In [None]:
%matplotlib inline
import matplotlib
import seaborn as sns
sns.set()
matplotlib.rcParams['figure.dpi'] = 144

# Test Statistics

Hypothesis testing relies on our ability to calculate the probability of observing a sample like ours. We calculate this probability by calculating a **test statistic** like a z-score or t-score. From there we can calculate the p-value for that test statistic based on its associated distribution. For the z-score, this is the normal distribution, while for the t-score, this is Student's t-distribution.
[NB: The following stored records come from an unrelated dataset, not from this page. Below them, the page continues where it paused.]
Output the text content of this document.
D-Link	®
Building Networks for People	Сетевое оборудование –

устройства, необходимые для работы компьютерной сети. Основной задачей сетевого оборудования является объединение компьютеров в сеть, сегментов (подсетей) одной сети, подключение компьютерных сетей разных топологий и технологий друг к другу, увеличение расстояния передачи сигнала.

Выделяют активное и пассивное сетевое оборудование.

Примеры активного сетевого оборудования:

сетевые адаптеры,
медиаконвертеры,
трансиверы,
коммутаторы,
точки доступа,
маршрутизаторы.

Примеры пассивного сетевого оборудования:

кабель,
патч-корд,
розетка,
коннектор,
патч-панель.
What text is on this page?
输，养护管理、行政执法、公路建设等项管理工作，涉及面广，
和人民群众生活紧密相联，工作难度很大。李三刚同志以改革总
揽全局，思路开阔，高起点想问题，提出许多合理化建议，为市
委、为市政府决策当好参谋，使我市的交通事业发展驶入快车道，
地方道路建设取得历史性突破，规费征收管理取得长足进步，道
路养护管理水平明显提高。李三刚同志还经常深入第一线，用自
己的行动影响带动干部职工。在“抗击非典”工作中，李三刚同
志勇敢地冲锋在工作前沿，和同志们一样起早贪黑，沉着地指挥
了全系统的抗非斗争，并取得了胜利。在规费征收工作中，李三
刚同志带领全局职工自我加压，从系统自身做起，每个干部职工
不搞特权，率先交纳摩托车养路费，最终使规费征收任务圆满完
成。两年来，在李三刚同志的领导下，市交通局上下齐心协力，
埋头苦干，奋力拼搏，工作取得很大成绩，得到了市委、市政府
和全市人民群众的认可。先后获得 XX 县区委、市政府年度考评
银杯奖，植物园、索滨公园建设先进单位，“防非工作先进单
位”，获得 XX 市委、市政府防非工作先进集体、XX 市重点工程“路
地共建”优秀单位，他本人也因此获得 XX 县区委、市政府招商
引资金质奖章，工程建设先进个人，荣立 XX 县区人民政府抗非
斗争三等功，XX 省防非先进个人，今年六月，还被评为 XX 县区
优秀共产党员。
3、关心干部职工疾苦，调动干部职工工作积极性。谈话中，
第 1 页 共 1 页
This notebook will discuss how to select the appropriate test statistic based on the hypothesis we want to test.

In [None]:
import numpy as np
import scipy as sp
from scipy import stats
import matplotlib.pylab as plt

def plot_hist_dist(rvs, dist, title=None, label='', mean=None, confidence_interval=None, ax=None):
    ax = ax if ax else plt.gca()
    _, bins, _ = ax.hist(rvs, bins=50, alpha=.6, density=True, label=(label + ' rvs').strip(), color='blue')
    xmin, xmax = bins.min(), bins.max()
    xpoints = np.arange(xmin, xmax, (xmax - xmin) / 100)
    ax.plot(xpoints, dist.pdf(xpoints), label=(label+' pdf').strip(), color='black')
    
    if mean is not None:
        ax.plot([mean, mean], plt.ylim(), label='mean', color='purple')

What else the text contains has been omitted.